English    Türkçe    فارسی   

2
3210-3234

  • İbrahim Ethem’den rivayet edilmiştir: Bir yerde deniz kıyısında oturmuş, 3210
  • O can sultanı, hırkasını dikmeğe koyulmuştu. Ansızın oraya bir emir geldi.
  • O emir, Şeyh’in kullarındandı. Şeyh’i tanıyıp hemen secde etti.
  • Şeyh’in hırka dikmekte olduğunu görüp şaşırdı. Şekli de değişmişti, huyu da!
  • Emîr, kendi kendisine “ Öyle bir ulu sultanlığı terk etti de şu yoksulluğu ihtiyar etti. Bu ne acayip iş!
  • Yedi iklim padişahlığını kaybetsin de yoksullar gibi kendi hırkasını diksin” diyordu. 3215
  • Şeyh, onun düşüncesini anladı. Şeyh aslana benzer, gönülleri ormana.
  • Şeyh, ümit ve korku gibi gönüllere girer, yürür. Cihan esrarı ona gizli değildir.
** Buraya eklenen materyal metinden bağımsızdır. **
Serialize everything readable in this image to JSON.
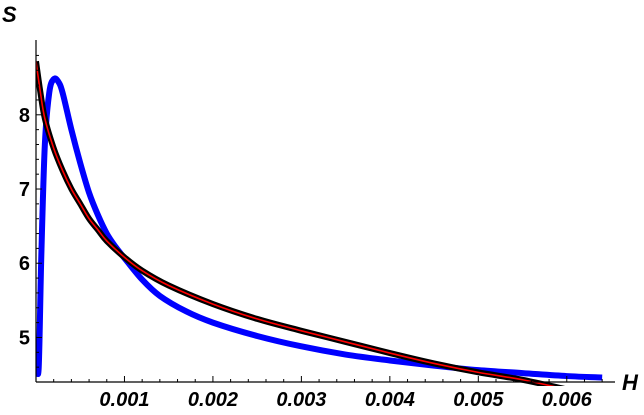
{
  "chart_data": {
    "type": "line",
    "xlabel": "H",
    "ylabel": "S",
    "xlim": [
      0,
      0.0065
    ],
    "ylim": [
      4.4,
      8.9
    ],
    "x_ticks": [
      {
        "value": 0.001,
        "label": "0.001"
      },
      {
        "value": 0.002,
        "label": "0.002"
      },
      {
        "value": 0.003,
        "label": "0.003"
      },
      {
        "value": 0.004,
        "label": "0.004"
      },
      {
        "value": 0.005,
        "label": "0.005"
      },
      {
        "value": 0.006,
        "label": "0.006"
      }
    ],
    "y_ticks": [
      {
        "value": 5,
        "label": "5"
      },
      {
        "value": 6,
        "label": "6"
      },
      {
        "value": 7,
        "label": "7"
      },
      {
        "value": 8,
        "label": "8"
      }
    ],
    "grid": false,
    "legend": "none",
    "series": [
      {
        "color": "#0000ff",
        "stroke_width": 6,
        "x": [
          0,
          3e-05,
          6e-05,
          0.0001,
          0.00015,
          0.0002,
          0.00025,
          0.0003,
          0.0004,
          0.0005,
          0.0006,
          0.0007,
          0.0008,
          0.0009,
          0.001,
          0.0012,
          0.0014,
          0.0017,
          0.002,
          0.0025,
          0.003,
          0.0035,
          0.004,
          0.0045,
          0.005,
          0.0055,
          0.006,
          0.0064
        ],
        "y": [
          4.75,
          4.58,
          6.1,
          7.6,
          8.3,
          8.48,
          8.45,
          8.3,
          7.8,
          7.35,
          6.95,
          6.65,
          6.4,
          6.22,
          6.07,
          5.78,
          5.56,
          5.35,
          5.2,
          5.02,
          4.88,
          4.77,
          4.69,
          4.62,
          4.56,
          4.52,
          4.48,
          4.46
        ]
      },
      {
        "color": "#000000",
        "stroke_width": 6,
        "x": [
          0,
          5e-05,
          0.0001,
          0.0002,
          0.0003,
          0.0004,
          0.0005,
          0.0006,
          0.0007,
          0.0008,
          0.001,
          0.0012,
          0.0015,
          0.002,
          0.0025,
          0.003,
          0.0035,
          0.004,
          0.0045,
          0.005,
          0.0055,
          0.006,
          0.0064
        ],
        "y": [
          8.72,
          8.3,
          7.95,
          7.55,
          7.25,
          7.0,
          6.8,
          6.6,
          6.45,
          6.3,
          6.08,
          5.9,
          5.7,
          5.45,
          5.25,
          5.09,
          4.94,
          4.79,
          4.65,
          4.53,
          4.43,
          4.3,
          4.2
        ]
      },
      {
        "color": "#ff0000",
        "stroke_width": 1.6,
        "x": [
          0,
          5e-05,
          0.0001,
          0.0002,
          0.0003,
          0.0004,
          0.0005,
          0.0006,
          0.0007,
          0.0008,
          0.001,
          0.0012,
          0.0015,
          0.002,
          0.0025,
          0.003,
          0.0035,
          0.004,
          0.0045,
          0.005,
          0.0055,
          0.006,
          0.0064
        ],
        "y": [
          8.72,
          8.3,
          7.95,
          7.55,
          7.25,
          7.0,
          6.8,
          6.6,
          6.45,
          6.3,
          6.08,
          5.9,
          5.7,
          5.45,
          5.25,
          5.09,
          4.94,
          4.79,
          4.65,
          4.53,
          4.43,
          4.3,
          4.2
        ]
      }
    ]
  }
}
  • Ey sermayesizler, gönül sahiplerinin huzurunda gönüllerinizi koruyun!
  • Ten ehlinin yanında edep, zahiri muameleden ibarettir. Çünkü Allah, onlardan gizli şeyleri örtmüştür.
  • Fakat gönül ehillerinin yanında edep, bâtıni bir muameledir. Bâtına aittir. Zira onların gönülleri, gizli şeyleri anlar. 3220
  • Sen ne aykırı iş yapıyorsun. Körlerin yanına bir makam kapmak hevesiyle gidiyor, huzur ile edebe riayet ederek ta kapı yanında oturuyor.
  • Gözlülerin yanındaysa edebi terk ediyorsun. Onun için şehvet ateşine odun oldun ya!
  • Mademki anlayışın yok, hidayet nurundan mahrumsun, körler için yüzünü cilâla, süsle dur.
  • Gözlülerin huzurunda da yüzüne pislik sür; sonra da bu kokmuş halinle nazlan!
  • Şeyh, derhal iğnesini denize attı ve yüce sesle iğneyi istedi. 3225
  • Yüz binlerce Allah balığı, her birinin ağzında birer altın iğne olduğu halde,
  • Ey şeyh Allah’ın iğnelerini al, diye Allah denizinden baş çıkardı.
  • İbrahim Ethem, yüzünü o emîre dönüp dedi ki; Ey emîr, gönül saltanatı mı iyi, öyle bayağı bir saltanat mı?
  • Bu zahiri bir işaretten ibaret, bir hiç bile değil. Bâtın âlemine varırsan bunun yirmi mislini görürsün.
  • Şehre bahçeden bir dal getirirler. Fakat bağı bostanı oraya nasıl götürsünler? 3230
  • Hele bu gökyüzü, ancak bir yaprağı olan bir bağ olursa, hatta o âlem bir içtir, hakikattir de şu cihan, onun kabuğuna benzer.
  • Sen, o bağa doğru adım atamıyorsun. Fazla koku kokla da nezleni gider!
  • Bu suretle o koku, canını çeksin de gözlerinin nuru olsun.
  • Yakup Peygamberin oğlu Yusuf, bu koku hakkında “ Gömleğimi alın, götürüp babamın yüzüne koyun” dedi.